Медведь прорычал недовольно, тряхнул головой и медленно закосолапил прочь.

Сергей выждал с минуту, другую, тихо ступил в сторону и пошел в бок все быстрей, быстрей, время от времени оглядывась.
Хлеб он доел на третьи сутки, шоколад, как ни экономил в последнее время, кончился на седьмой день. Во фляжке чуть-чуть плескалось на дне, но он решил не трогать больше, оставить на самый крайний случай.

На десятый день он первый раз выстрелил. Не в зайца, хоть они частенько мелькали среди стволов, перебегали дорогу. В зайца он не смог бы попасть. Решил пока убить глухаря. Остановился под широкой густой ветвью. Старательно прицелился, раздался выстрел. Глухарь перелетел на соседнюю сосну и с недоумением уставился вниз: дескать, что случилось? Сергей быстро пошел дальше, успокоился немного. Снова встал под сосну. На этот раз целился дольше, аккуратней. Глухаря пулей подбросило верх, затем он мягко стукнулся в наст. Остальные с глупыми лицами смотрели вниз. Сергей быстро собрал в кучку хвороста, щелкнул зажигалкой. Костерик горячо заполыхал. Сергей, держа за ноги птицу, сунул ее в огонь, одним боком, другим. Перья затлели, посыпались пеплом. Дурманяще запахла горелая кожа. Спазмами скрутило желудок, задрожили руки. Он разодрал птицу, одну половину бросил в край огня, а в другую, не выдержав, впился зубами. Через полчаса пришло успокоение, вдруг ясно подумалось: как же он превратился почти в зверя? Где же сбился с пути? Может быть, взял слишком вправо?

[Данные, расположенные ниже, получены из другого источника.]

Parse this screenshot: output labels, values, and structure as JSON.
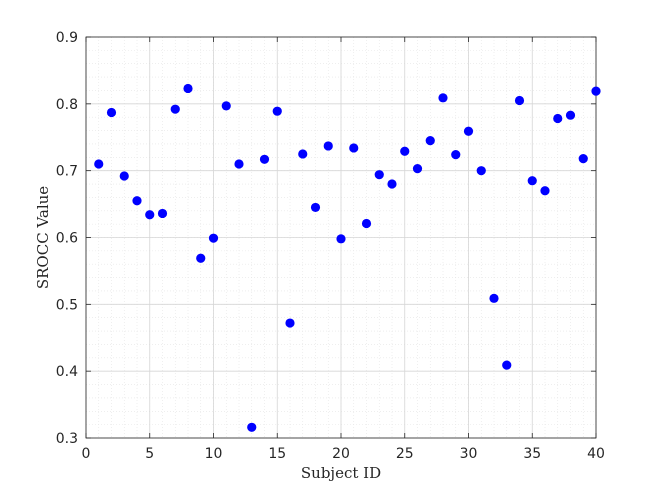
{
  "chart_data": {
    "type": "scatter",
    "title": "",
    "xlabel": "Subject ID",
    "ylabel": "SROCC Value",
    "xlim": [
      0,
      40
    ],
    "ylim": [
      0.3,
      0.9
    ],
    "xticks": [
      0,
      5,
      10,
      15,
      20,
      25,
      30,
      35,
      40
    ],
    "yticks": [
      0.3,
      0.4,
      0.5,
      0.6,
      0.7,
      0.8,
      0.9
    ],
    "x_tick_labels": [
      "0",
      "5",
      "10",
      "15",
      "20",
      "25",
      "30",
      "35",
      "40"
    ],
    "y_tick_labels": [
      "0.3",
      "0.4",
      "0.5",
      "0.6",
      "0.7",
      "0.8",
      "0.9"
    ],
    "grid": true,
    "minor_grid": true,
    "marker_color": "#0000ff",
    "series": [
      {
        "x": [
          1,
          2,
          3,
          4,
          5,
          6,
          7,
          8,
          9,
          10,
          11,
          12,
          13,
          14,
          15,
          16,
          17,
          18,
          19,
          20,
          21,
          22,
          23,
          24,
          25,
          26,
          27,
          28,
          29,
          30,
          31,
          32,
          33,
          34,
          35,
          36,
          37,
          38,
          39,
          40
        ],
        "y": [
          0.71,
          0.787,
          0.692,
          0.655,
          0.634,
          0.636,
          0.792,
          0.823,
          0.569,
          0.599,
          0.797,
          0.71,
          0.316,
          0.717,
          0.789,
          0.472,
          0.725,
          0.645,
          0.737,
          0.598,
          0.734,
          0.621,
          0.694,
          0.68,
          0.729,
          0.703,
          0.745,
          0.809,
          0.724,
          0.759,
          0.7,
          0.509,
          0.409,
          0.805,
          0.685,
          0.67,
          0.778,
          0.783,
          0.718,
          0.819
        ]
      }
    ]
  }
}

...Он услышал гудение самолета. Вскочил на ноги. Повертел головой. Закричал с хрипом... Костер зажечь! Но нужно большой, чтобы дым подымался высоко... Гул медленно удалялся и смолк совсем.
Через два дня он подстрелил еще одного глухаря. Осталось всего две пули, и он не стал больше тратить: вдруг придется отбиваться от волков? Странно, что до сих пор он их не встретил. Ведь когда он ходил с товарищами на охоту, они нередко подстреливали матерого зверя.

Медведя пришлось еще раз увидеть. На этот раз заметил его издалека. Тот, присев на задние лапы, скреб передней по кустам и совал что-то в рот.
Сергей выждал, пока тот уйдет, потом приблизился к кустам. Они были густо усеяны голубыми ягодами. Он сорвал одну: подмороженная, кислая. Несколько горстей сунул в рот, потом стал рвать в карман. Он боялся на пустой желудок есть много.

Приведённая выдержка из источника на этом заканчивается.